22/04/2015
French Revolution beginnings
The Congregation of the Sacred Hearts of Jesus and Mary arose amid the religious upheaval caused by the French Revolution. In March 1792, the Frenchman Piere Coudrin was secretly ordained to the priesthood. The following May, under the oppression of a government persecuting Catholic religious leaders, Father Coudrin went into hiding in an attic of the granary of the Chateau d'Usseau where he was confined for six months. One evening during his time in hiding, Coudrin saw a vision of being surrounded by a heavenly illuminated group of priests, brothers and sisters dressed in white robes. It was his calling to establish a religious institute that would be the Congregation of the Sacred Hearts of Jesus and Mary. Coudrin left the granary and began his underground ministry in Poitiers, waiting for the right moment to start his group
Henriette Aymer de Chevalerie
During his underground ministry in 1794, Coudrin met Henriette Aymer de Chevalerie. She had been imprisoned for hiding a priest. Upon her release, she told Coudrin of a vision she had while in prison calling her to service of God.
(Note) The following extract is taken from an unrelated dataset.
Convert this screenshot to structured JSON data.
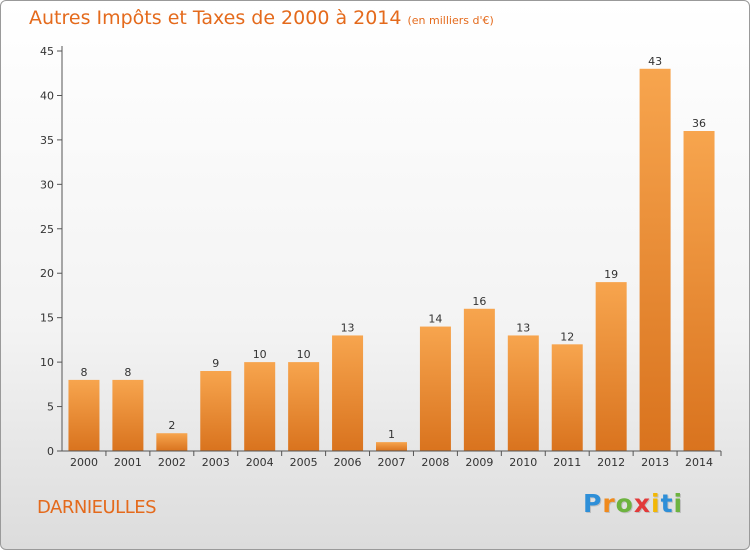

Coudrin and Henriette Aymer de Chevalerie shared with each other their visions of creating a religious institute in the midst of danger for Roman Catholics in France.
On Christmas Eve in 1800, knowing they could face the guillotine for their actions, Father Coudrin and Henriette Aymer de Chevalerie officially established the Congregation of the Sacred Hearts of Jesus and Mary
After the Revolution and the fall of Napoleon, the Congregation was formally approved by the Pope as a single institute composed of two branches of religious, one male and the other female, and a lay branch.
The original members of the Congregation of the Sacred Hearts of Jesus and Mary founded new schools for poor children, seminaries to help grow the priesthood of their institute and parish missions throughout Europe. At the time of Father Coudrin's death in 1837, the Congregation of the Sacred Hearts of Jesus and Mary had 276 priests and brothers and 1125 sisters.
In 1840 the Brothers founded a house in Louvain, Belgium - the first house outside France. The Brothers settled in Spain (1880), the Netherlands (1892), England (1894) and the United States (1905).
The sisters, who concentrated their energies on education, went to Chile in 1838 and to PerĂº in 1848. They also started foundations in Honolulu in 1859 and Ecuador in 1862. Additional houses were founded in Spain (1881), Belgium (1894), England (1895), the Netherlands (1803) and the United States (1908).